BRITAIN AS A BRAND: BEYOND LEFT AND RIGHT
As the post-austerity UK elections approach and many citizens lament the lack of real choice, Bob Sheard, director of Fresh Britain branding agency, explains how treating Britain as a brand could help to create a long term vision for the nation.
Sheard explains how brands without a vision end up managing themselves, rather than leading. He says, “We’ve been frustrated watching the election debates because it’s pretty much the same thing. None of the parties are actually articulating their vision for Britain, all the debates are in the minutiae of policy and that’s based on the now, not the future. As a consequence of that, there’s very little differentiation between the parties in the debate. Little choice will lead, by all accounts, to a coalition, and all a coalition represents is a country that’s being managed rather than a country that’s being led.”
Sheard argues that recognising that Britain is a brand, and treating it as such, would help to forge a long term vision for the nation that would eclipse the confines of left and right and would give the public greater choice.
In relation to brands, Sheard says that the creation of a vision stems from determining what their core strengths are, or where they differentiate themselves from the competition. The next step is to look at the marketplace, what it needs and how that need can be met by the brand.
In the case of Britain, Sheard says, “We looked at a post-austerity world, what it needs and whether Britain can create or supply it. In British history we’ve been very inventive, but the last time we were able to connect our invention to our commerce was probably the industrial revolution.
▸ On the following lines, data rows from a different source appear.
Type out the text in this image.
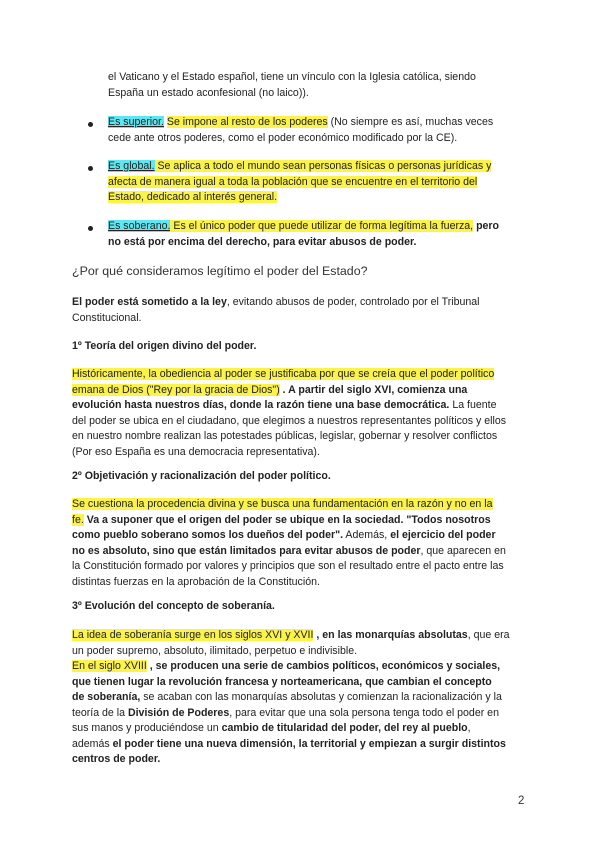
el Vaticano y el Estado español, tiene un vínculo con la Iglesia católica, siendo
España un estado aconfesional (no laico)).

Es superior. Se impone al resto de los poderes (No siempre es así, muchas veces
cede ante otros poderes, como el poder económico modificado por la CE).

Es global. Se aplica a todo el mundo sean personas físicas o personas jurídicas y
afecta de manera igual a toda la población que se encuentre en el territorio del
Estado, dedicado al interés general.

Es soberano. Es el único poder que puede utilizar de forma legítima la fuerza, pero
no está por encima del derecho, para evitar abusos de poder.

¿Por qué consideramos legítimo el poder del Estado?

El poder está sometido a la ley, evitando abusos de poder, controlado por el Tribunal
Constitucional.

1º Teoría del origen divino del poder.

Históricamente, la obediencia al poder se justificaba por que se creía que el poder político
emana de Dios ("Rey por la gracia de Dios") . A partir del siglo XVI, comienza una
evolución hasta nuestros días, donde la razón tiene una base democrática. La fuente
del poder se ubica en el ciudadano, que elegimos a nuestros representantes políticos y ellos
en nuestro nombre realizan las potestades públicas, legislar, gobernar y resolver conflictos
(Por eso España es una democracia representativa).

2º Objetivación y racionalización del poder político.

Se cuestiona la procedencia divina y se busca una fundamentación en la razón y no en la
fe. Va a suponer que el origen del poder se ubique en la sociedad. "Todos nosotros
como pueblo soberano somos los dueños del poder". Además, el ejercicio del poder
no es absoluto, sino que están limitados para evitar abusos de poder, que aparecen en
la Constitución formado por valores y principios que son el resultado entre el pacto entre las
distintas fuerzas en la aprobación de la Constitución.

3º Evolución del concepto de soberanía.

La idea de soberanía surge en los siglos XVI y XVII , en las monarquías absolutas, que era
un poder supremo, absoluto, ilimitado, perpetuo e indivisible.
En el siglo XVIII , se producen una serie de cambios políticos, económicos y sociales,
que tienen lugar la revolución francesa y norteamericana, que cambian el concepto
de soberanía, se acaban con las monarquías absolutas y comienzan la racionalización y la
teoría de la División de Poderes, para evitar que una sola persona tenga todo el poder en
sus manos y produciéndose un cambio de titularidad del poder, del rey al pueblo,
además el poder tiene una nueva dimensión, la territorial y empiezan a surgir distintos
centros de poder.

2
Since then we’ve had great inventions but we’ve not necessarily connected them to commerce.”
Fresh Britain identified invention and innovation as a quality that makes Britain unique, this is explained in more detail in a video produced by the agency titled, A Fresh Post Austerity Vision for Britain. The video outlines an apolitical vision that places emphasis on educating the younger generations and facilitating inventions to meet the world’s future needs. Sheard says that this ‘intellectual capital’ could make Britain the third largest economy, overtaking Germany and Japan.
Sheard says, “We’re currently at six billion people on the planet, and we’re going to be at nine billion by 2050. It’s taken us 5,000 years to get to six, and it’s going to take us another 35 years to get to nine. That’s going to create all sorts of needs around the world, therefore, why can’t we, as a nation, apply our invention to solving those needs.”
Fresh Britain hopes to bring attention to the ‘vision vacuum’ in the current elections and is drawing from its own experience as a branding agency to imagine an alternative. While many nations are making tentative steps in the nation branding area, there is potential for this to become a much larger aspect of the way nations are run. Sheard says, “I don’t think people talk about the country as a brand at all, if they do, they do it without understanding the meaning of what a brand is. So yes, Great Britain, or the UK, is definitely a brand. If you thought about it in those terms it would make the people who are managing that brand make decisions in a different way.”